If you think life was more fun in 1920s Paris, you will LOVE this movie.

And of course, the other big winners were the All Blacks.

Snooty as I am about rugby, even I couldn't not watch on Sunday night - soooo stressful.

Of course, I was glad NZ won, but the Australians were such gracious losers - they must have been so disappointed.

A New Zealand friend of ours who runs a very bi gSydney office gave all his Kiwi staff Monday off, but not the Australian staff - how mean was that?

It seems as if all the rugby supporters whose teams are out of the competition are in Queenstown this week and all having a fabulous time now they can relax and not worry if they are going to win or not.

Queenstown is definitely profiting from their loss at last, and it's not before time.

Everyone seems to have had a tough winter business-wise, and it is a relief to see everything filling up.

I've been being a guinea pig this week.

Thanks to Peggy Preston at Studio Sangha who has brought Lance Schuler to town to run a month-long yoga teacher training course, I have been poked and prodded into position for two hours early each morning this week.

I am a marvellous guinea pig as even the most novice yoga teacher can see things that I am doing wrongly and try to fix me.
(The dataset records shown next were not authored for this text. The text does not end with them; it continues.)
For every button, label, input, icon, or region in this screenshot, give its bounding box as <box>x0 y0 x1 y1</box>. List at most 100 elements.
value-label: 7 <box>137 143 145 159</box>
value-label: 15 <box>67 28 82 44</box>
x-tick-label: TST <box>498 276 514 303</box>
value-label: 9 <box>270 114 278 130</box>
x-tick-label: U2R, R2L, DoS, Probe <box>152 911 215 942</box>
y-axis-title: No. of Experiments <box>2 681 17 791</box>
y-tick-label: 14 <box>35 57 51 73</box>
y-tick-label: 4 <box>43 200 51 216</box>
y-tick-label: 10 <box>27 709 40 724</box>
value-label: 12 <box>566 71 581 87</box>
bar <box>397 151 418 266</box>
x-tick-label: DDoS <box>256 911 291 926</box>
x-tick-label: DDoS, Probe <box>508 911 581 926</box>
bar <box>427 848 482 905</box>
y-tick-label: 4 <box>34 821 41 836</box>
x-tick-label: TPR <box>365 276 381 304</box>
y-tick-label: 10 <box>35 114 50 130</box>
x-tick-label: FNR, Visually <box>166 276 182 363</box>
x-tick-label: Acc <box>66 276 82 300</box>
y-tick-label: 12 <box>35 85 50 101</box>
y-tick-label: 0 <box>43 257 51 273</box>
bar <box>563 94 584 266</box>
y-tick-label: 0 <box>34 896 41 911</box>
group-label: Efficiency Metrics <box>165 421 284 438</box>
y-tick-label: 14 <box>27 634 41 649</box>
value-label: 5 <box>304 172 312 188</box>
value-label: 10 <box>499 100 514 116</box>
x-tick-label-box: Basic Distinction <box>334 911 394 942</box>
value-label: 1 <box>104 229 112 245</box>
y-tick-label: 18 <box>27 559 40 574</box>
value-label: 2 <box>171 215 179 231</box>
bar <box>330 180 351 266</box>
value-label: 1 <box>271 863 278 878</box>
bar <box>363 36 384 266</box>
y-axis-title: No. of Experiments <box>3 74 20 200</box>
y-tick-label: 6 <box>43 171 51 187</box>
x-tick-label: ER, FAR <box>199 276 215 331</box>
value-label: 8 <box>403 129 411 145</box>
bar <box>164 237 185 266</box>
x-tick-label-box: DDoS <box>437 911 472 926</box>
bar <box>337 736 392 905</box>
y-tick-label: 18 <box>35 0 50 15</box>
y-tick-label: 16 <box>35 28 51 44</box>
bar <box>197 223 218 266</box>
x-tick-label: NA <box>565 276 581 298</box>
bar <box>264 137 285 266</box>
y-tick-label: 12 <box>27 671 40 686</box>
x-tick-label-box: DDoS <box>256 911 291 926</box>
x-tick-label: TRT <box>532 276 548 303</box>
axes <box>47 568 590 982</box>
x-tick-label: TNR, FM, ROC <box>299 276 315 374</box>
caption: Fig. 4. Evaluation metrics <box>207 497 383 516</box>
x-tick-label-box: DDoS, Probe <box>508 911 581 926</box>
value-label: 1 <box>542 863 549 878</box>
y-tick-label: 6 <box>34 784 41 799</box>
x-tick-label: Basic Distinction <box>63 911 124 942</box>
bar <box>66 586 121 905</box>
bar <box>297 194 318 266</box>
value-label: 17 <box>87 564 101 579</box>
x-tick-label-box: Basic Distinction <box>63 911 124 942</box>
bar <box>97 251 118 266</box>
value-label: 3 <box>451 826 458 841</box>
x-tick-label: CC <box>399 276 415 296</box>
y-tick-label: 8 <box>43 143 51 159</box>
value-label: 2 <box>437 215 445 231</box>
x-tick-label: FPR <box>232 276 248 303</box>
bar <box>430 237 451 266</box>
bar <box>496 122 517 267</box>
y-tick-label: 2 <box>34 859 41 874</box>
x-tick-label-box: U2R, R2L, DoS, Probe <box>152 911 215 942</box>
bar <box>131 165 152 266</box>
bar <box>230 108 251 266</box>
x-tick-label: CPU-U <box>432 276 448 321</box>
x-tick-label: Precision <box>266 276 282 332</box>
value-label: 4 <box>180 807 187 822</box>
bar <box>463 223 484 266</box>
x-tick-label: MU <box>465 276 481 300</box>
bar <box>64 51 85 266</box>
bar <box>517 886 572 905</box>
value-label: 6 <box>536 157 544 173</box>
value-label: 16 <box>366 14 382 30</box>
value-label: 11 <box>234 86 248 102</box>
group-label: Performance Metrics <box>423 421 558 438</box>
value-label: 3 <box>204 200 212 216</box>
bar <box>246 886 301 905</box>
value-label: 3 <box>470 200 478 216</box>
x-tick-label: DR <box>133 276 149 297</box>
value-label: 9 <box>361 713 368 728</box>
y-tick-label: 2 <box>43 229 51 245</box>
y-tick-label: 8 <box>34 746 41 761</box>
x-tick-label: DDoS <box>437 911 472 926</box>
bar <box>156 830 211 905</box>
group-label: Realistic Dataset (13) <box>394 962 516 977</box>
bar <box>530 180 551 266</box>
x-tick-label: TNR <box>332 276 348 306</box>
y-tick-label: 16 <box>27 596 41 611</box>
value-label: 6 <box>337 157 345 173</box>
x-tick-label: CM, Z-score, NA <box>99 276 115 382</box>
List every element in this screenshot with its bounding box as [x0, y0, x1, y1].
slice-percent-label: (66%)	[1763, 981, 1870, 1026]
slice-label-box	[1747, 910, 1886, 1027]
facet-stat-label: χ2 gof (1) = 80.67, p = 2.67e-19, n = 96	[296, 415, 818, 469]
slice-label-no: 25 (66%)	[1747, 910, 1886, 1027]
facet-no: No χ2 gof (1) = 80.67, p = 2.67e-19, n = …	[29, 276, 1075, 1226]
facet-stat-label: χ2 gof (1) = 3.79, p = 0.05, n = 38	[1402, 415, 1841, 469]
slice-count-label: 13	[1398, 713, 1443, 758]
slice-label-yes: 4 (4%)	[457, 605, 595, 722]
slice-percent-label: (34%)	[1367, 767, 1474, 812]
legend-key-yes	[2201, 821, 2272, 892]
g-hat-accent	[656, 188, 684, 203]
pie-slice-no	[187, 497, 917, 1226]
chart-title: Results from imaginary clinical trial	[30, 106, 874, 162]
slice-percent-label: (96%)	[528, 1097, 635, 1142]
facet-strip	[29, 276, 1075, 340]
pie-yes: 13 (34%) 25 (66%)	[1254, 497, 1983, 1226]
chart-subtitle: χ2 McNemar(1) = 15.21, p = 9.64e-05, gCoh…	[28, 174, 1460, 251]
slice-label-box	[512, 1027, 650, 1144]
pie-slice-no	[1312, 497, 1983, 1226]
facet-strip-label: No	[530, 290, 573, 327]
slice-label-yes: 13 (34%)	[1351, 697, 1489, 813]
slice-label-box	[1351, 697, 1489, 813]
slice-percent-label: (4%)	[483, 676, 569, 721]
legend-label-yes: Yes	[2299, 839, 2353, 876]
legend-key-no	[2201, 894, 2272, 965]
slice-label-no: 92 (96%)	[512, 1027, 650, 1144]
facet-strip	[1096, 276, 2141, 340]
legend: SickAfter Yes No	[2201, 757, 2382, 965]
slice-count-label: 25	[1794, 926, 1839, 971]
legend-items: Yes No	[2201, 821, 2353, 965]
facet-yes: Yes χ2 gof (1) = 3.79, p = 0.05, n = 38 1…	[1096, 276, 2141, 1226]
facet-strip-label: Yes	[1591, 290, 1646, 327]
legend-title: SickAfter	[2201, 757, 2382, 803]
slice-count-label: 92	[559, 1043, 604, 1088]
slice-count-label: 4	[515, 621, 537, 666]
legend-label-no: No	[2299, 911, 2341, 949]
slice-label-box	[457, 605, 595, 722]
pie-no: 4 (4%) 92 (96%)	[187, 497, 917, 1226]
Fat chance, guys! You will all be fantastic yoga teachers one day, but I will ALWAYS be what looks like a beginner yogini, however many years I practise.

Jay and Jewell Cassells thought they could sneak out of town and nobody would know it was their birthdays this week.

What a shame I found out - do be sure to give them a big birthday hug. And a huge birthday hug to lovely Jane George who tried to keep her big day a secret as well.

All this stress and stretching and going to Dunedin to feed and clean my (so they say) unfed and unwashed student children has made my reading time painfully small.

This is annoying at any time, but particularly annoying when I am finally reading Anna Funder's stunning Stasiland.

Funder became interested in the stories of East Germans who had lived that weird life under the all-seeing eye of the frightening secret police, the Stasi. She started interviewing both sides - those who worked for them and those who were persecuted by them.

The stories are extraordinary and although I thought I knew what the Stasi had been up to, this book reveals all sorts of terrible things that none else but the paranoid East German dictatorship could have dreamt up, like irradiating people who were of interest to them so they left radioactive and traceable footprints.

It's hard to remember this is non-fiction. Not only are the stories so unbelievable, but the author has done such a great job that the characters and their struggles seem too real to be true.

I haven't finished it yet - but the minute I finish typing this column up, I will be straight back into this gripping book.